Наконец я отпустил Андреаса, а он повернулся к Йехуде – раскрасневшийся, смущённый, счастливый.
– Ты с нами, брат? – интонация была не столько вопросительной, сколько побудительной, словно он не сомневался в ответе, а лишь торопил естественный и несомненный импульс.
Йехуда молчал. Насупился, обдумывая ситуацию с полминуты. Наконец, дозрев до чего-то, выдавил из себя неуклюжие, тягучие словеса:
– Я ещё не знаю… то есть, не решил, всё это так… неожиданно. Мне надо всё взвесить, обдумать и… А куда вы пойдете?
Природа есть природа, у каждого человека она своя. Искренность и порыв Андреаса так же естественны для него, как вдумчивость и основательность для Йехуды. Чего я ожидал? Что один из любимых учеников Йоханана, снискавший его доверие и ставший казначеем общины задолго до моего в ней появления, без колебаний, только ради меня, бросит всё и присоединится к гонимому? Да нет, конечно же. Тогда почему, услышав то, что и должен был услышать, ощутил, как вновь сгустилась чуть прореженная тоска?

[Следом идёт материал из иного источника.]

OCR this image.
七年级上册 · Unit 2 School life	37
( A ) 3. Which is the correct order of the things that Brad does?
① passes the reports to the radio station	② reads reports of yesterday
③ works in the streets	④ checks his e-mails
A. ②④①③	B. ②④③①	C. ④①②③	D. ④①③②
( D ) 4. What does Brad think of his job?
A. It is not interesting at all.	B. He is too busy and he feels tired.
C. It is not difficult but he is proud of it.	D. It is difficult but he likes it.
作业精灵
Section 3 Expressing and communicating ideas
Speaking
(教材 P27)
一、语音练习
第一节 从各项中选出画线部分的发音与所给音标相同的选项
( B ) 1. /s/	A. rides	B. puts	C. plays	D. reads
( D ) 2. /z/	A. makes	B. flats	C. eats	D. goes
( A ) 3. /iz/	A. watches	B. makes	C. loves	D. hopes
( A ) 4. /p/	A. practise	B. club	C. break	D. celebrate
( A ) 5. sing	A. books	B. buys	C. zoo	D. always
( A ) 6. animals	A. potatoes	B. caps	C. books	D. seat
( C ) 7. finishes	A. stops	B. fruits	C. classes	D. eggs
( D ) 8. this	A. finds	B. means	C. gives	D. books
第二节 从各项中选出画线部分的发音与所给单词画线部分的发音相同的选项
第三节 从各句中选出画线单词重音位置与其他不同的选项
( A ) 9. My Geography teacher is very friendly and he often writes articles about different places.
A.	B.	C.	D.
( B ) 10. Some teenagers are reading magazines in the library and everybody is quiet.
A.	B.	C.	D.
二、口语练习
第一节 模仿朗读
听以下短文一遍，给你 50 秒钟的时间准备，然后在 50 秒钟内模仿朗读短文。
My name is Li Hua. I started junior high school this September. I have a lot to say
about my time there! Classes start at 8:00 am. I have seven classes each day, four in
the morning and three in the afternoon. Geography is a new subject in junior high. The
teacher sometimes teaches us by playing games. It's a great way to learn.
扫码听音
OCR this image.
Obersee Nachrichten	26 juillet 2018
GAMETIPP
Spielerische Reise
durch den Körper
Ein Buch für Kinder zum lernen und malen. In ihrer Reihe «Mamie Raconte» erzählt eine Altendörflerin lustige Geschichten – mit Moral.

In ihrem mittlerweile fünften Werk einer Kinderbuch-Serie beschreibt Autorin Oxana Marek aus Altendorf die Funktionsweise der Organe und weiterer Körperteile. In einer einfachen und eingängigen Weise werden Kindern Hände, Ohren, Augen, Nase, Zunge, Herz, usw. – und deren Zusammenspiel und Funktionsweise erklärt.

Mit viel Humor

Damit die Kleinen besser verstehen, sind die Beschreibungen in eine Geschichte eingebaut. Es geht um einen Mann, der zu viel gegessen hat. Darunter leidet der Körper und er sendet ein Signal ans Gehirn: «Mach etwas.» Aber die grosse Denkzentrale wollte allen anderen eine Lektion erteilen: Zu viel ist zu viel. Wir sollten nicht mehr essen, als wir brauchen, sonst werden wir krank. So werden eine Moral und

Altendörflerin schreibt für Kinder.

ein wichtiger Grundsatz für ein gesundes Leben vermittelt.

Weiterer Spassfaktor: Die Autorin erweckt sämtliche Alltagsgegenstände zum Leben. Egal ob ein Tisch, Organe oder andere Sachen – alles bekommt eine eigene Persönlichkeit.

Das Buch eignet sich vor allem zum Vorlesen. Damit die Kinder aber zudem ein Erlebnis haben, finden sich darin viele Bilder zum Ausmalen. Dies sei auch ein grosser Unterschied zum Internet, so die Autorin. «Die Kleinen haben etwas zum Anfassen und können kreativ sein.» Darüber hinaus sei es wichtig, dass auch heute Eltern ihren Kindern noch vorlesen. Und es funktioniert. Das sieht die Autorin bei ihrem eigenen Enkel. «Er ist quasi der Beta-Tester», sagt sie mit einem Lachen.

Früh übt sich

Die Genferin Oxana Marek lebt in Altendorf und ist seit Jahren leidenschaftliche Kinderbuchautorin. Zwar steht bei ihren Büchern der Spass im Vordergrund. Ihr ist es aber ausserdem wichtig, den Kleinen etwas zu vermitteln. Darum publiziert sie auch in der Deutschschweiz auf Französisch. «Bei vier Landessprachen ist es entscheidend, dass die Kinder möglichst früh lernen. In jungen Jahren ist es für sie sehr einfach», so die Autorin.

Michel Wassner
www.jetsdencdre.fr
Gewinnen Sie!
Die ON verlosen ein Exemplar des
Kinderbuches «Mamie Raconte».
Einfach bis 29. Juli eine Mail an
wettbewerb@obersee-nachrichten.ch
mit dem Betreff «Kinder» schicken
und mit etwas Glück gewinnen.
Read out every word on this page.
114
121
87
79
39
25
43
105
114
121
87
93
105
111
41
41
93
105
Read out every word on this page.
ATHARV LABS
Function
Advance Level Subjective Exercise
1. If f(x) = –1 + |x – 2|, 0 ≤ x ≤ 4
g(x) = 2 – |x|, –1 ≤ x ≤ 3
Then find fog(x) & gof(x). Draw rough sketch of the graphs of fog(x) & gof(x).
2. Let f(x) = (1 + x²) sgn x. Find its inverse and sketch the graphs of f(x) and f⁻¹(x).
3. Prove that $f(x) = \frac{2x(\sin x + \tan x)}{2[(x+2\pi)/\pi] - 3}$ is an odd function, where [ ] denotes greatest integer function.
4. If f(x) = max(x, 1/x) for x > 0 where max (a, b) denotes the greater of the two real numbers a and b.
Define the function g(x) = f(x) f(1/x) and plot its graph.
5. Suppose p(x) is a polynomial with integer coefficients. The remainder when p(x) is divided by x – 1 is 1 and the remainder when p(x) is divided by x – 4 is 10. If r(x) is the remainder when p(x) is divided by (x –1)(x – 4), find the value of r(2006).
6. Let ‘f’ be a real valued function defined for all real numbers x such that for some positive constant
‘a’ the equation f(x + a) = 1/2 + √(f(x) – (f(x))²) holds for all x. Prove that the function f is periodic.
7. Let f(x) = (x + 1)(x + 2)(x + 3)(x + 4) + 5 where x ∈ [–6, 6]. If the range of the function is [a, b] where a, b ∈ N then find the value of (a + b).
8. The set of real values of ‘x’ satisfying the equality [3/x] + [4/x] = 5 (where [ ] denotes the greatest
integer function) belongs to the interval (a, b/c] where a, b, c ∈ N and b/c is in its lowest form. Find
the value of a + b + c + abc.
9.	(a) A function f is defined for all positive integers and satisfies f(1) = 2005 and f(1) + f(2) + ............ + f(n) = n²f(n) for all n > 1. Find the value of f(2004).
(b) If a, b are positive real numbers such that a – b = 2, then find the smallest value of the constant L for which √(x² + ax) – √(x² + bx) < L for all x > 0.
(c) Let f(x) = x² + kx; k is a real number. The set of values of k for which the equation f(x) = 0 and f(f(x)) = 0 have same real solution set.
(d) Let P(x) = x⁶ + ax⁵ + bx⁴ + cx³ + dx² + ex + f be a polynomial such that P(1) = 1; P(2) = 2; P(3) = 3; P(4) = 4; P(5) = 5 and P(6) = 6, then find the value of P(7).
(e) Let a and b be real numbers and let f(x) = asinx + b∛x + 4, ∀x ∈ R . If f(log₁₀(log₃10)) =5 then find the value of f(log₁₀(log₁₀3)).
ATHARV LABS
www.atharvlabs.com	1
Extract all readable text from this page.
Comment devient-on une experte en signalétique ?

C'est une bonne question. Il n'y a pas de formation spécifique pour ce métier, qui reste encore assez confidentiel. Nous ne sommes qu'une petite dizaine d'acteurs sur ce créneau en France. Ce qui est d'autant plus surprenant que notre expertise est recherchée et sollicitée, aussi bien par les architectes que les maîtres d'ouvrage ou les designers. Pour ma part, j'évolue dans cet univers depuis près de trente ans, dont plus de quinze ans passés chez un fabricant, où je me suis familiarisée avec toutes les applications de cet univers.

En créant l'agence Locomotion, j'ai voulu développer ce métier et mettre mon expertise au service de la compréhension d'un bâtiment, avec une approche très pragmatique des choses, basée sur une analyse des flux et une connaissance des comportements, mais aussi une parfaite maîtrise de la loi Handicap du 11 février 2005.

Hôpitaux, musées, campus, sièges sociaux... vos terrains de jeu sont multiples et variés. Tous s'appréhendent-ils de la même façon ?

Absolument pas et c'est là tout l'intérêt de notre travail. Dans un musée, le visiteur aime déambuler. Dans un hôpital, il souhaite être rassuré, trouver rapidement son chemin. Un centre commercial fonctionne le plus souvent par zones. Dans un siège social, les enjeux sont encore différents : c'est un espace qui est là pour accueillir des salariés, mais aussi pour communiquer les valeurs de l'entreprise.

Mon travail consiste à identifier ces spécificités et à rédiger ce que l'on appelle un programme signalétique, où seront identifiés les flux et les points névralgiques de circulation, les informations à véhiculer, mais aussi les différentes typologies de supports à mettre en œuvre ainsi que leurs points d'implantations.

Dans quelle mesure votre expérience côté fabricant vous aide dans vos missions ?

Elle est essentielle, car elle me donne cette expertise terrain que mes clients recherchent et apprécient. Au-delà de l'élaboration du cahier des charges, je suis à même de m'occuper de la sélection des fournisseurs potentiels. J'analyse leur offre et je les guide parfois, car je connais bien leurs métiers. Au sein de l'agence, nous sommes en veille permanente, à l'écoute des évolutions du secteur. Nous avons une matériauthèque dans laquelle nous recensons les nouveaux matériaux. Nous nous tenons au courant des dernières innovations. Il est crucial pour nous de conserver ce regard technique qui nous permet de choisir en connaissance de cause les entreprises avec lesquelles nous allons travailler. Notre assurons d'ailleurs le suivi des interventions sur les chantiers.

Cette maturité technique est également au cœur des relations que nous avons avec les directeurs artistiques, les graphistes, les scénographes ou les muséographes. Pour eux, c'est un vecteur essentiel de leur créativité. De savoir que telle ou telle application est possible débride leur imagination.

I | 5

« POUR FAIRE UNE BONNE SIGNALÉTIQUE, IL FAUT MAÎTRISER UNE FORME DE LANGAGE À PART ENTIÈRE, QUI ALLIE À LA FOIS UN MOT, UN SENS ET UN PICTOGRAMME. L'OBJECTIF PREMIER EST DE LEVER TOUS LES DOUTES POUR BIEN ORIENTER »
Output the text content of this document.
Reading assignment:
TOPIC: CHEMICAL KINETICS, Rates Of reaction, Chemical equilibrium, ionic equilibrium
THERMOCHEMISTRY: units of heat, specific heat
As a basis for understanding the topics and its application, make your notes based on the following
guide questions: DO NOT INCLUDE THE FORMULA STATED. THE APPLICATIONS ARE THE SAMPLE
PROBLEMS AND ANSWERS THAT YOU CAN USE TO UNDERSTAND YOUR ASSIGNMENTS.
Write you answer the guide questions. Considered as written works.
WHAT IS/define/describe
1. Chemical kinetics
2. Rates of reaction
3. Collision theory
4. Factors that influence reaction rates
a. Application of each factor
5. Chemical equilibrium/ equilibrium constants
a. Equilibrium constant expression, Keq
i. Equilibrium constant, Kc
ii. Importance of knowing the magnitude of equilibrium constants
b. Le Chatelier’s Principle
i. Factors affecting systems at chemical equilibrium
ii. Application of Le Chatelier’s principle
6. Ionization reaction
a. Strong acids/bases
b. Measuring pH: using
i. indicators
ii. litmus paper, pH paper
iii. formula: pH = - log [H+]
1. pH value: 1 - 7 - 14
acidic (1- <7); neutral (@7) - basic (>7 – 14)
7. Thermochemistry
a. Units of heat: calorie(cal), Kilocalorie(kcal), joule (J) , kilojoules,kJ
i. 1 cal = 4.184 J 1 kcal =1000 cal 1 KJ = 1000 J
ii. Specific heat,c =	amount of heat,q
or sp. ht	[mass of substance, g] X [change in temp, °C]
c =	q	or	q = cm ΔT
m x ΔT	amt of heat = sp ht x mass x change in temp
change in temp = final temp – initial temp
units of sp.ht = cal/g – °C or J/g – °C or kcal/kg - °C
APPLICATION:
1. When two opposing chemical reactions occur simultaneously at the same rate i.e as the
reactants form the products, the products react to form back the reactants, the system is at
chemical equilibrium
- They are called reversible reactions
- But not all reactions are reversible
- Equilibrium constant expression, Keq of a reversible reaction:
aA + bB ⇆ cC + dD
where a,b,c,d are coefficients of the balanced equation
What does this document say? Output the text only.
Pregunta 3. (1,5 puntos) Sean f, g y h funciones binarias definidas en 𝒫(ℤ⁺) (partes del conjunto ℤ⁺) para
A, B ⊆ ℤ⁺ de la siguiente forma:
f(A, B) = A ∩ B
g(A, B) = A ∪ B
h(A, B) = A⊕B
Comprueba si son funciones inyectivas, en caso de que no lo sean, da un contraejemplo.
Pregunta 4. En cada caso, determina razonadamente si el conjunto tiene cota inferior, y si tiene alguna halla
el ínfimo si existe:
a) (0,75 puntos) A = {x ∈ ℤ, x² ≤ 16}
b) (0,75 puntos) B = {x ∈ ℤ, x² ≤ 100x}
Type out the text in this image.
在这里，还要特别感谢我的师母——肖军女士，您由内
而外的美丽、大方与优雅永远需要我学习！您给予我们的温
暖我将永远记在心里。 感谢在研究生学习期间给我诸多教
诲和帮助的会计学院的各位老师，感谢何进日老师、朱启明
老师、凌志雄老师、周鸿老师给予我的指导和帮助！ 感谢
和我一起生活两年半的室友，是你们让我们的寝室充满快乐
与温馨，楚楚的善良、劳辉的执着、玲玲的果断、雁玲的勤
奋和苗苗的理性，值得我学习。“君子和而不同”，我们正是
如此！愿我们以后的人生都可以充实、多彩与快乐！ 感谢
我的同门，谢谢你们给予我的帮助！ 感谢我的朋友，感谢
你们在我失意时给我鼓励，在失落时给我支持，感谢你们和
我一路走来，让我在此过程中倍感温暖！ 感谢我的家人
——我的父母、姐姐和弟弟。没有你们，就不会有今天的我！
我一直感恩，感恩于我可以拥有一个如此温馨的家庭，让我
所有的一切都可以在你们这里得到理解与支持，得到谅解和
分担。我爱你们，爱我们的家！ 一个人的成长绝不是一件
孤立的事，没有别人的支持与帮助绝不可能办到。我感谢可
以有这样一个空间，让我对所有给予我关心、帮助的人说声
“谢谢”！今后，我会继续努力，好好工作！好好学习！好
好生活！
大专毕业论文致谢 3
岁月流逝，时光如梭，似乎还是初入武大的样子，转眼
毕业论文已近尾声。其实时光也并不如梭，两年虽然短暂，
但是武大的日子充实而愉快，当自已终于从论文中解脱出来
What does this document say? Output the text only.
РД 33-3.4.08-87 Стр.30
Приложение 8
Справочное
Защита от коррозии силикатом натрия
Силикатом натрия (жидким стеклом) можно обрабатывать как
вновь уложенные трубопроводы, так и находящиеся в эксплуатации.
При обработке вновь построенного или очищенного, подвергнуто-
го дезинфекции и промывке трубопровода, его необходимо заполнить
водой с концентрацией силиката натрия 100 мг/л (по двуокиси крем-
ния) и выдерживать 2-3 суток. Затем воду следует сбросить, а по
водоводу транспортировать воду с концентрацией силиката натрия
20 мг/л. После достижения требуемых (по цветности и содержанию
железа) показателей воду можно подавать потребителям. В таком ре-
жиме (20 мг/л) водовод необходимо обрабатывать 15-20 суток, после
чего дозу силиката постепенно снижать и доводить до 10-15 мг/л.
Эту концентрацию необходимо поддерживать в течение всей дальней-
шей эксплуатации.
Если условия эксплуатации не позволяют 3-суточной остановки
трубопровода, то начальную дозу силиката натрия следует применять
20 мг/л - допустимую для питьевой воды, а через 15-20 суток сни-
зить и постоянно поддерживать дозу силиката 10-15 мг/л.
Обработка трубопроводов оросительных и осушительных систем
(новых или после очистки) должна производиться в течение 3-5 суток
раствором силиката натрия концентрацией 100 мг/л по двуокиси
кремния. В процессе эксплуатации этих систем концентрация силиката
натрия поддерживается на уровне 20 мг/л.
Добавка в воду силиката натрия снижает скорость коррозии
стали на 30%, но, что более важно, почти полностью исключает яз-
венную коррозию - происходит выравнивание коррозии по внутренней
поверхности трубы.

И куда теперь? Андреас звал меня к себе домой, в Кфар-Нахум, где остался его брат Шимон 155 155 Шимон – Симон Кифа (Пётр) – один из двенадцати апостолов Иисуса Христа, брат апостола Андрея. В Католической церкви считается первым Папой Римским. «Кифа» с иврита переводится как «камень» – также, как и «Пётр» с латинского языка.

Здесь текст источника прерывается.